Wright closes his book with a discussion of how different approaches interpret Gal 2:11ff (pp. 339ff). Paul’s main concern in Galatians pertains to the unity of the church. The question is: Are people justified by faith in Jesus (old perspective, Dunn) or by the faithfulness of Jesus (Hays, Wright; p. 340)? Wright contends that “sin” in Galatians is also a sociological category (Jews identifying with Gentiles in table fellowship; p. 342). Paul is speaking about a new identity, identified not by Torah but by Messiah. Wright aligns Paul’s language of righteousness with covenant membership (p. 342). First, there is now a new family, the messianic family, marked by outward membership and inward transformation (p. 344). There is a new identity, shaped by the Messiah’s death and resurrection. Then, second, there is the divine apocalyptic victory over evil powers. Finally, third, there is the imperative and centrality of love. One line goes from Schweitzer to Sanders and Campbell, focusing on participation (perhaps in an apocalyptic context). Another line goes from Baur to Bultmann to the old perspective: justification by faith.

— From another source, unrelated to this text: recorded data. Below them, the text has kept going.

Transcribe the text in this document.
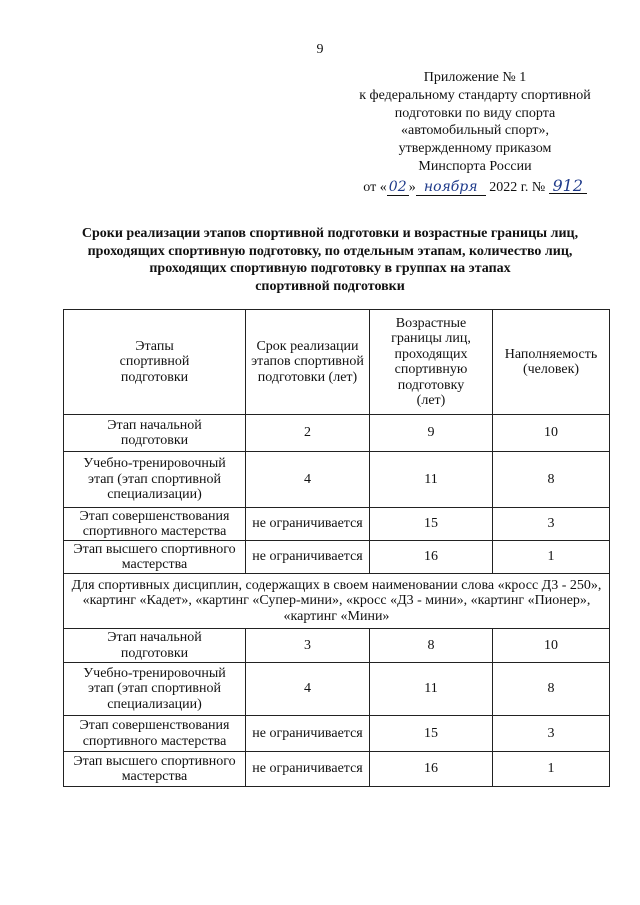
9
Приложение № 1
к федеральному стандарту спортивной
подготовки по виду спорта
«автомобильный спорт»,
утвержденному приказом
Минспорта России
от « 02 » ноября 2022 г. № 912
Сроки реализации этапов спортивной подготовки и возрастные границы лиц,
проходящих спортивную подготовку, по отдельным этапам, количество лиц,
проходящих спортивную подготовку в группах на этапах
спортивной подготовки
Этапы спортивной подготовки	Срок реализации этапов спортивной подготовки (лет)	Возрастные границы лиц, проходящих спортивную подготовку (лет)	Наполняемость (человек)
Этап начальной подготовки	2	9	10
Учебно-тренировочный этап (этап спортивной специализации)	4	11	8
Этап совершенствования спортивного мастерства	не ограничивается	15	3
Этап высшего спортивного мастерства	не ограничивается	16	1
Для спортивных дисциплин, содержащих в своем наименовании слова «кросс Д3 - 250», «картинг «Кадет», «картинг «Супер-мини», «кросс «Д3 - мини», «картинг «Пионер», «картинг «Мини»			
Этап начальной подготовки	3	8	10
Учебно-тренировочный этап (этап спортивной специализации)	4	11	8
Этап совершенствования спортивного мастерства	не ограничивается	15	3
Этап высшего спортивного мастерства	не ограничивается	16	1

As Wright puts it, “There is neither Jew nor Greek, neither apocalyptic nor salvation history, neither participation nor justification: all are one in the Messiah” (p. 345). The group identified as Messiah’s followers are an apocalyptically created social, theological, and missional entity (p. 346). This is a fitting assertion on which to end Wright’s volume. One is struck by the integrated nature of Wright’s proposal and his concern to surmount false dichotomies and reductionisms. Not only has Wright provided a map to the history of Pauline studies, he has also given us a suggestive synthesis that, in conjunction with Paul and the Faithfulness of God and Wright’s other works, may serve as a new paradigm for further scholarly discussion. For this we can be very grateful. As a selected survey of the history of Pauline research, Wright’s volume is outstanding, but by praising his work I don’t necessarily mean to imply that I agree with all (or even most) of his contentions.

 

Andreas J. Köstenberger is research professor of New Testament and Biblical Theology at Southeastern Baptist Theological Seminary.